At the press conference in which Netanyahu reported that he had instructed Mossad to kill Hamas leaders living outside of the Gaza Strip, he referred, specifically, to Ismail Haniyeh and Khaled Mashal, members of Hamas’s political bureau, the organisation’s main decision-making body, both residing in Doha, Qatar. Of the two, it is Mashal who is a most interesting case.

In 1997, Mashal was head of the political department of Hamas in Jordan and an almost unknown figure, but Israeli intelligence suspected that he was instrumental in directing Hamas activities in the Gaza Strip and West Bank; subsequently, then Prime Minister Netanyahu instructed Mossad to assassinate him. The mission was assigned to a certain Haim Ha’Keini, who headed the organisation’s Caesarea unit. Ha’Keini opted for a silent operation, which meant that rather than using guns or explosives to kill Mashal, the hit team would use ‘Almog’, the code name given to a lethal substance so deadly that a few drops in contact with the target’s skin would kill him in just a few days.

On 25 September two Mossad hitmen were waiting for Mashal to get to his office in Amman and, when he showed up, they approached him from behind and tried to spray him with the lethal poison. They partly succeeded, but Mashal managed to run away from his assailants and the two were apprehended by Jordanian police who, coincidentally, were nearby. King Hussein was livid. He demanded that Netanyahu provide details of the poison used against Mashal and that the antidote be handed over to save his life, to which Netanyahu, concerned that the crisis might lead to a further deterioration in relations with Jordan, agreed. The king also insisted that Israel release from prison a number of Palestinians, including the founding leader of Hamas, Sheikh Ahmed Yassin. Netanyahu had little choice but to agree and, 12 days after the disastrous operation to kill Mashal, a series of helicopters flew from Israel to Jordan and back; in one of them, the released Mossad agents and, in the other, Sheikh Yassin and 20 freed Hamas prisoners.

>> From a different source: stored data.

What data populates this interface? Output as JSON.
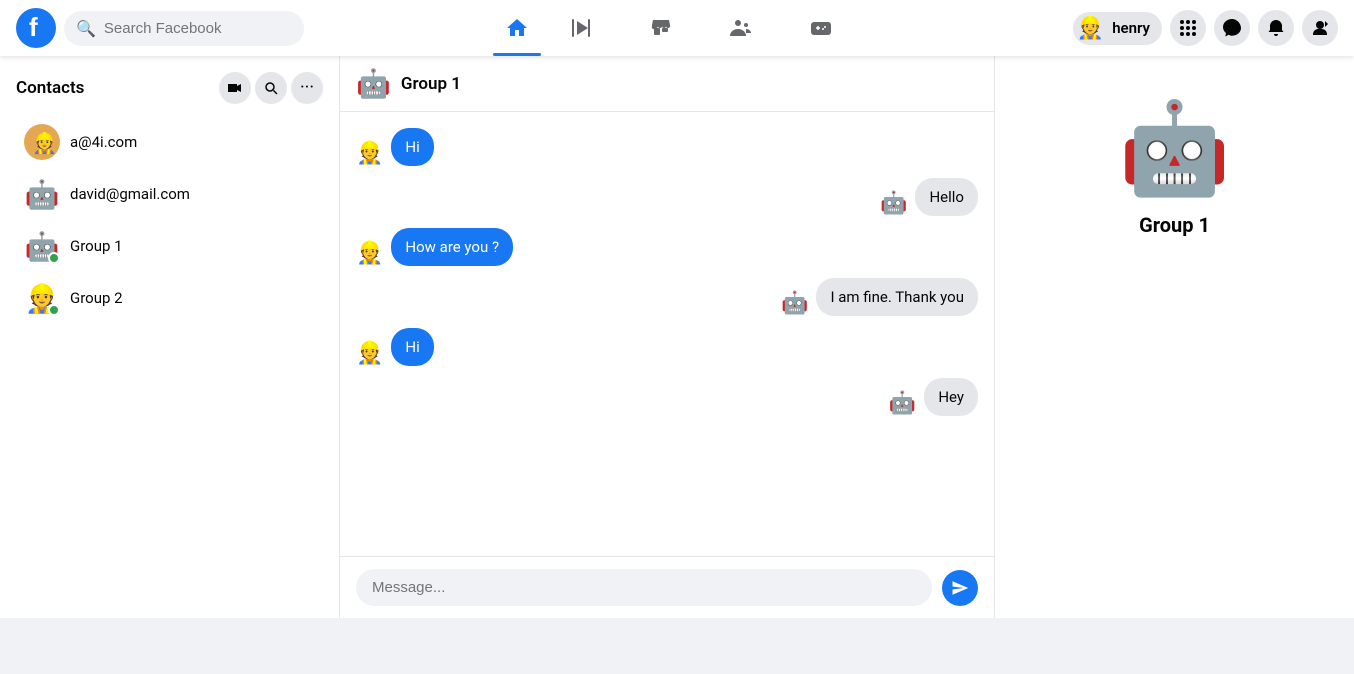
{
  "app": {
    "title": "Facebook"
  },
  "topnav": {
    "search_placeholder": "Search Facebook",
    "logo_emoji": "🔵",
    "nav_items": [
      {
        "id": "home",
        "label": "Home",
        "active": true,
        "icon": "🏠"
      },
      {
        "id": "video",
        "label": "Watch",
        "active": false,
        "icon": "▶"
      },
      {
        "id": "marketplace",
        "label": "Marketplace",
        "active": false,
        "icon": "🏪"
      },
      {
        "id": "groups",
        "label": "Groups",
        "active": false,
        "icon": "👥"
      },
      {
        "id": "gaming",
        "label": "Gaming",
        "active": false,
        "icon": "🎮"
      }
    ],
    "user_name": "henry",
    "user_avatar": "👷",
    "right_icons": [
      {
        "id": "grid",
        "icon": "⋮⋮"
      },
      {
        "id": "messenger",
        "icon": "💬"
      },
      {
        "id": "notifications",
        "icon": "🔔"
      },
      {
        "id": "menu",
        "icon": "↪"
      }
    ]
  },
  "sidebar": {
    "contacts_title": "Contacts",
    "contacts": [
      {
        "id": 1,
        "name": "a@4i.com",
        "avatar": "👷",
        "online": false
      },
      {
        "id": 2,
        "name": "david@gmail.com",
        "avatar": "🤖",
        "online": false
      },
      {
        "id": 3,
        "name": "Group 1",
        "avatar": "🤖",
        "online": true
      },
      {
        "id": 4,
        "name": "Group 2",
        "avatar": "👷",
        "online": true
      }
    ]
  },
  "chat": {
    "group_name": "Group 1",
    "group_avatar": "🤖",
    "messages": [
      {
        "id": 1,
        "text": "Hi",
        "sender": "left",
        "avatar": "👷"
      },
      {
        "id": 2,
        "text": "Hello",
        "sender": "right",
        "avatar": "🤖"
      },
      {
        "id": 3,
        "text": "How are you ?",
        "sender": "left",
        "avatar": "👷"
      },
      {
        "id": 4,
        "text": "I am fine. Thank you",
        "sender": "right",
        "avatar": "🤖"
      },
      {
        "id": 5,
        "text": "Hi",
        "sender": "left",
        "avatar": "👷"
      },
      {
        "id": 6,
        "text": "Hey",
        "sender": "right",
        "avatar": "🤖"
      }
    ],
    "input_placeholder": "Message..."
  },
  "right_sidebar": {
    "group_name": "Group 1",
    "group_avatar": "🤖"
  }
}
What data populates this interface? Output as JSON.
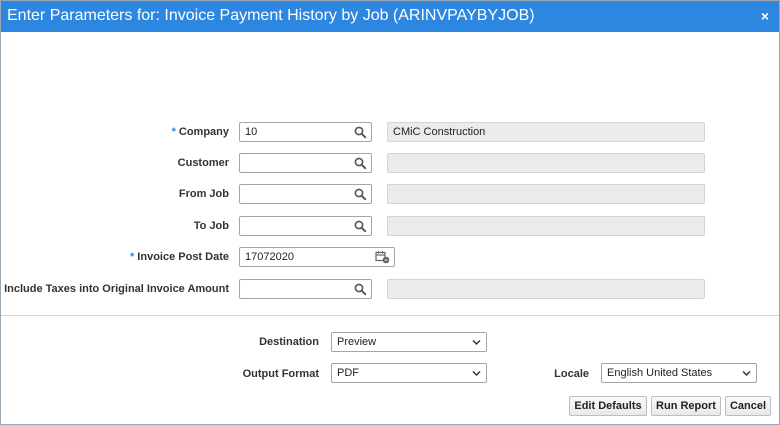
{
  "dialog": {
    "title": "Enter Parameters for: Invoice Payment History by Job (ARINVPAYBYJOB)",
    "close_glyph": "×"
  },
  "required_marker": "*",
  "params": {
    "company": {
      "label": "Company",
      "value": "10",
      "description": "CMiC Construction"
    },
    "customer": {
      "label": "Customer",
      "value": "",
      "description": ""
    },
    "from_job": {
      "label": "From Job",
      "value": "",
      "description": ""
    },
    "to_job": {
      "label": "To Job",
      "value": "",
      "description": ""
    },
    "invoice_post_date": {
      "label": "Invoice Post Date",
      "value": "17072020"
    },
    "include_taxes": {
      "label": "Include Taxes into Original Invoice Amount",
      "value": "",
      "description": ""
    }
  },
  "output": {
    "destination": {
      "label": "Destination",
      "value": "Preview"
    },
    "output_format": {
      "label": "Output Format",
      "value": "PDF"
    },
    "locale": {
      "label": "Locale",
      "value": "English United States"
    }
  },
  "buttons": {
    "edit_defaults": "Edit Defaults",
    "run_report": "Run Report",
    "cancel": "Cancel"
  },
  "icons": {
    "lov": "search-icon",
    "date": "calendar-icon",
    "select": "chevron-down-icon"
  },
  "colors": {
    "titlebar": "#2d86e0",
    "required": "#2d86e0"
  }
}
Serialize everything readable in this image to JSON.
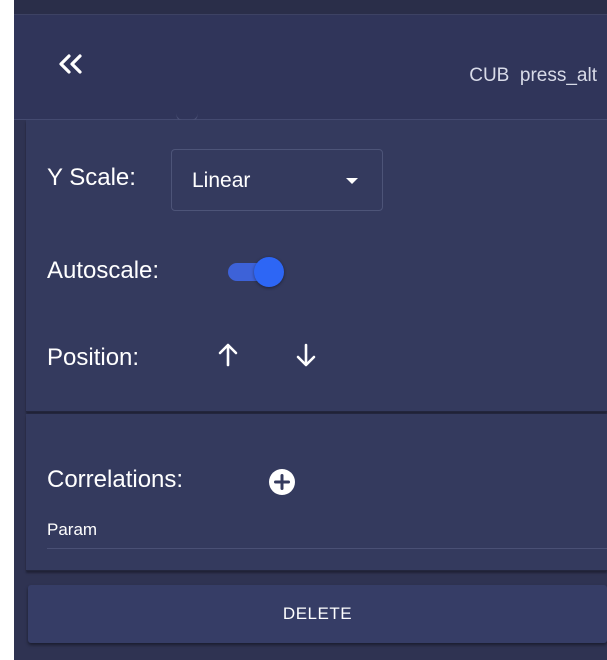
{
  "header": {
    "title": "CUB  press_alt"
  },
  "settings": {
    "y_scale_label": "Y Scale:",
    "y_scale_value": "Linear",
    "autoscale_label": "Autoscale:",
    "autoscale_on": true,
    "position_label": "Position:"
  },
  "correlations": {
    "label": "Correlations:",
    "param_label": "Param"
  },
  "actions": {
    "delete_label": "DELETE"
  },
  "colors": {
    "background": "#2f3352",
    "panel": "#343a5e",
    "accent": "#2d66f5"
  },
  "icons": {
    "collapse": "double-chevron-left-icon",
    "dropdown": "caret-down-icon",
    "move_up": "arrow-up-icon",
    "move_down": "arrow-down-icon",
    "add": "plus-circle-icon"
  }
}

The Mashal affair had a direct effect, particularly, on the Gaza Strip, as Sheikh Yassin, who returned to Gaza, became a focal point in the Hamas campaign against Israel until his assassination in an Israeli helicopter attack on 22 March 2004. As for Mashal, after surviving the attempt on his life, thanks to the antidote provided by the Israelis, he returned to his duties as an important Hamas operator. At the time of writing, and following Netanyahu’s pledge to kill him, Mashel is back on the Mossad’s hit list.

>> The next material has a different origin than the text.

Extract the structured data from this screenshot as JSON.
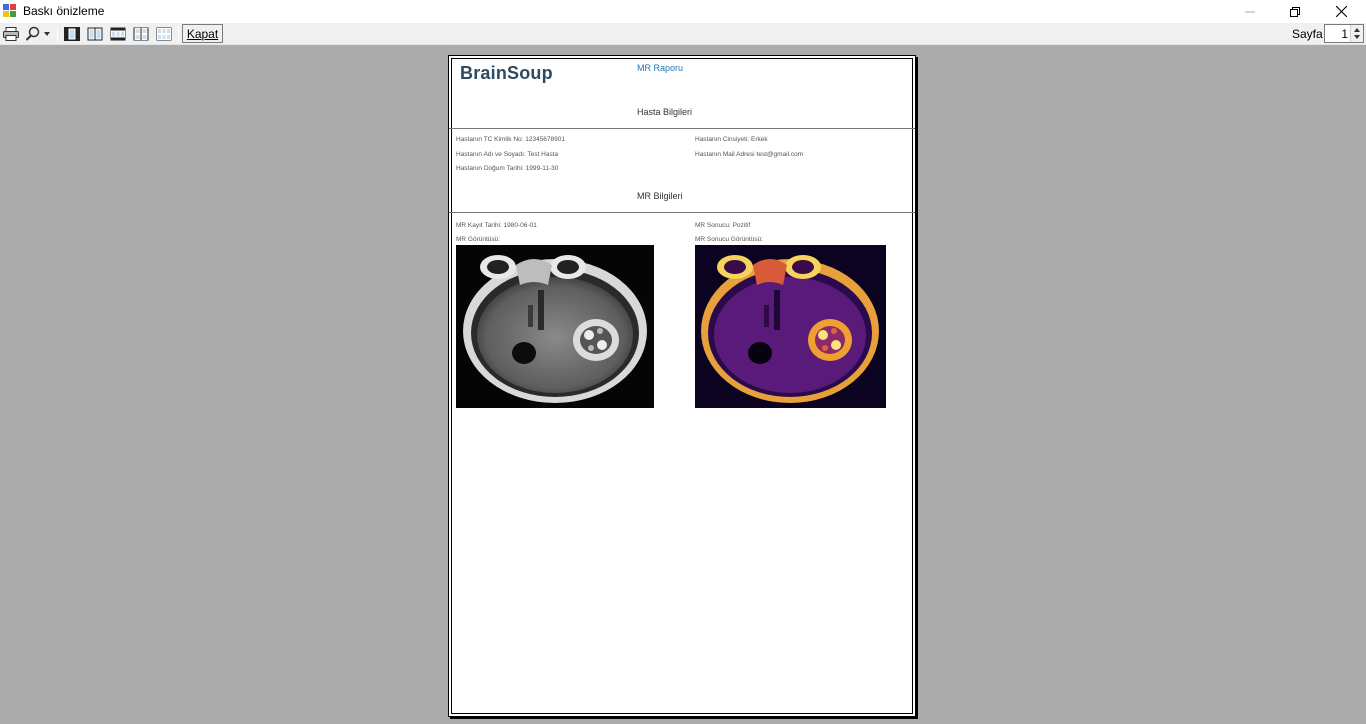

When Netanyahu’s instruction to assassinate Hamas operatives worldwide gets under way, it is likely that the Mossad campaign will bear a resemblance to ‘Operation Wrath of God’, in that it would be an ongoing operation which might last months, even years. Qatar, where many of Mossad’s potential targets reside, is the only country close enough to Hamas in Gaza to communicate with it and it is the key mediator between Israel and Hamas-Gaza on the release of Israeli hostages held there. Therefore, it is unlikely that, for the time being, Mossad will operate on Qatari soil against Hamas leaders, lest Qatar turns its back on Israel, at a time, when Israel desperately needs it to help freeing its hostages.

And yet, in spite of the likely delay in the execution of the assassination mission, if I were a Hamas operative living abroad, in Qatar or elsewhere, I would have taken the necessary precautions to protect myself – just in case.